Dari ayat tadi terdapat dua pelajaran yang dapat dipetik:‎

1. Iman kepada Allah berdasarkan pilihan memiliki nilai setelah sebelumnya mengadakan pengkajian dan perenungan, bukan semata-mata berdasarkan pemaksaan. Karena iman yang sedemikian ini bukanlah iman yang sebenarnya.

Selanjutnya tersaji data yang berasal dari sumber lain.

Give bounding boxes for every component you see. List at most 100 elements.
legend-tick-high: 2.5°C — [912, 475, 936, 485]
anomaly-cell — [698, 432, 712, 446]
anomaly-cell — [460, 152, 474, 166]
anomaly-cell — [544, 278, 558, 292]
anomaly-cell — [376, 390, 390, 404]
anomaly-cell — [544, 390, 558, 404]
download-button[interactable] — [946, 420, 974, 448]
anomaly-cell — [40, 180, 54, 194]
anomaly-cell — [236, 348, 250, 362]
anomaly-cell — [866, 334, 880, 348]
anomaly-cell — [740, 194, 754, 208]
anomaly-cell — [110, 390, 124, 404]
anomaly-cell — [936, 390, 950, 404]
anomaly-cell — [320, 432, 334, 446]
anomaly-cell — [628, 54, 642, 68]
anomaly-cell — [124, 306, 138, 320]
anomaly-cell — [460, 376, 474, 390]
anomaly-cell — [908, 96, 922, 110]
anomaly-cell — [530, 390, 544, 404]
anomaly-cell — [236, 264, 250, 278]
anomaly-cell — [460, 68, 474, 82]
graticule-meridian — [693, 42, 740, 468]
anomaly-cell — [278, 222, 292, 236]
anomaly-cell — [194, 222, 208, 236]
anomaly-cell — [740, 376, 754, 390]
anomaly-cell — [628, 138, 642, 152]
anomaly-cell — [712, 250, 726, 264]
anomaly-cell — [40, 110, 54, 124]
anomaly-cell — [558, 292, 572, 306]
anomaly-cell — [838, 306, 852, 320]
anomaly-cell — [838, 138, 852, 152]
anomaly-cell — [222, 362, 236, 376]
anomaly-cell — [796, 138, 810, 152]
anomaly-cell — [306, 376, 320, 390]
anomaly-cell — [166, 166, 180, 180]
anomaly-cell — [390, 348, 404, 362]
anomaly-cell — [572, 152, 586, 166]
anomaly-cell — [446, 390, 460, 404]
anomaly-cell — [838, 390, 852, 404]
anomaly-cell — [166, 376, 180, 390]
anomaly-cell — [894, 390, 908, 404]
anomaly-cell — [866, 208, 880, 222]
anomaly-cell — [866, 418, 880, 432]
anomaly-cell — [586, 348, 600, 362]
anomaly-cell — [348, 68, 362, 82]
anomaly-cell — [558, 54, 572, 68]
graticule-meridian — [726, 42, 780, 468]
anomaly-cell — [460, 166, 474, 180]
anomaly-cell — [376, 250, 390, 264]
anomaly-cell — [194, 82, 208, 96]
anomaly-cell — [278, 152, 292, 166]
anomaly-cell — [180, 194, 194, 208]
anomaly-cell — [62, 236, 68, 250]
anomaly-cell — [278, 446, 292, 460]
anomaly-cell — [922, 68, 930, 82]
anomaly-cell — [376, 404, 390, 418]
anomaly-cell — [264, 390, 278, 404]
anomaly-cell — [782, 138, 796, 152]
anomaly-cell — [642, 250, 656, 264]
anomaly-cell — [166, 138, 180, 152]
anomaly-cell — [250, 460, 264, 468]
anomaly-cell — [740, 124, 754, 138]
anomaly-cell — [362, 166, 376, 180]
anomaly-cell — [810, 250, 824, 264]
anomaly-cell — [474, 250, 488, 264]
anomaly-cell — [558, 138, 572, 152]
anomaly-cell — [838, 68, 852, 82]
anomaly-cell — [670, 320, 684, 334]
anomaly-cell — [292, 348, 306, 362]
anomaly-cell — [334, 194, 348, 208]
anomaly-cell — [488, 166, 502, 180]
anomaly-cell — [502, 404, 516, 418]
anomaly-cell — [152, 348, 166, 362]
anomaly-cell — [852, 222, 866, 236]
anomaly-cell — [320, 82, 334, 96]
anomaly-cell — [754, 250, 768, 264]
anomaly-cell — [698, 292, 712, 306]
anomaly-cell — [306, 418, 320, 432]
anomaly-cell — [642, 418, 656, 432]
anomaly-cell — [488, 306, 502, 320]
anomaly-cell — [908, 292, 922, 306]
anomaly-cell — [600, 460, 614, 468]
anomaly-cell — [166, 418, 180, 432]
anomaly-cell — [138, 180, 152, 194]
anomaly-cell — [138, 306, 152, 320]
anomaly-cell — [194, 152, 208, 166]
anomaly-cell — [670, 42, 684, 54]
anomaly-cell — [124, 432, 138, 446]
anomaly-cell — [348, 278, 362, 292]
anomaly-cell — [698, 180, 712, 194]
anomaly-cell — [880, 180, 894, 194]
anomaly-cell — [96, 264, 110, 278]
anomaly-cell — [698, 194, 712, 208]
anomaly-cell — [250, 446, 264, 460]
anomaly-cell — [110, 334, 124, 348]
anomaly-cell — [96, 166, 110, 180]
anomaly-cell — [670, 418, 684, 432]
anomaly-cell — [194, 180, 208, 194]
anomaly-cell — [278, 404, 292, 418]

2. Nabi Muhammad Saw dalam rangka memberi petunjuk dan hidayah kepada manusia, atas dasar keprihatinan dan kecemasan beliau. Karena itu Allah Swt menenangkan Nabi-Nya tersebut.

 

Ayat ke 100

 

وَمَا كَانَ لِنَفْسٍ أَنْ تُؤْمِنَ إِلَّا بِإِذْنِ اللَّهِ وَيَجْعَلُ الرِّجْسَ عَلَى الَّذِينَ لَا يَعْقِلُونَ (100)

 

Artinya:

Dan tidak ada seorangpun akan beriman kecuali dengan izin Allah; dan Allah menimpakan kemurkaan kepada orang-orang yang tidak mempergunakan akalnya. (10: 100)

 

Sudah jelas bahwa para nabi dan utusan Allah tidak akan pernah memaksa manusia untuk beriman kepada Allah. Apalagi pada dasarnya beriman dibawah tekanan dan paksaan tidak ada nilainya samasekali. Akan tetapi justru mereka beriman karena petunjuk dan bimbingan Allah Swt. Dalam artian Dia telah menyiapkan sebab-sebab manusia itu mendapatkan hidayat atau petunjuk, sehingga kita memperoleh petunjuk. Karena itu janganlah kita menyangka bahwa kita beriman dan mendapatkan petunjuk karena kita sendiri, sehingga kita layak berbangga diri dan merasa tidak berhutang budi kepada Allah.

 

Namun justru yang benar Allah-lah yang memiliki andil terhadap kita dan Dia-lah yang telah menyiapkan jalan dan sebab-sebab kita mendapatkan petunjuk. Apabila seseorang tidak mau menerima logika yang terang dan gamblang dari para nabi dan ajaran-ajaran suci samawi, maka pastilah manusia itu tidak mau menggunakan akalnya untuk mencermati dan memikirkan ayat-ayat suci samawi. Pada waktu itu mereka akan jatuh ke dalam kekufuran dan syirik, sehingga pada gilirannya mereka tidak akan memperoleh kebahagiaan dan kemuliaan. Hal ini bukan tidak ada artinya yaitu keinginan Tuhan berada di atas keinginan manusia.

 

Dari ayat tadi terdapat dua pelajaran yang dapat dipetik:‎

1. Keimanan merupakan anugerah Ilahi dan hanya dapat diterima oleh orang-orang yang berakal. Tapi mereka yang menyembah hawa nafsu, maka mereka tidak akan menerima kebenaran dan akhirnya akan mendapat murka Allah.

2. Akal yang sehat sebagai sarana kondusif orang untuk beriman. Karena itu acuh tak acuh dan tidak beriman sebagai pertanda kebodohan. Sebab orang yang beriman adalah orang yang berakal dan orang yang berakal adalah orang Mukmin.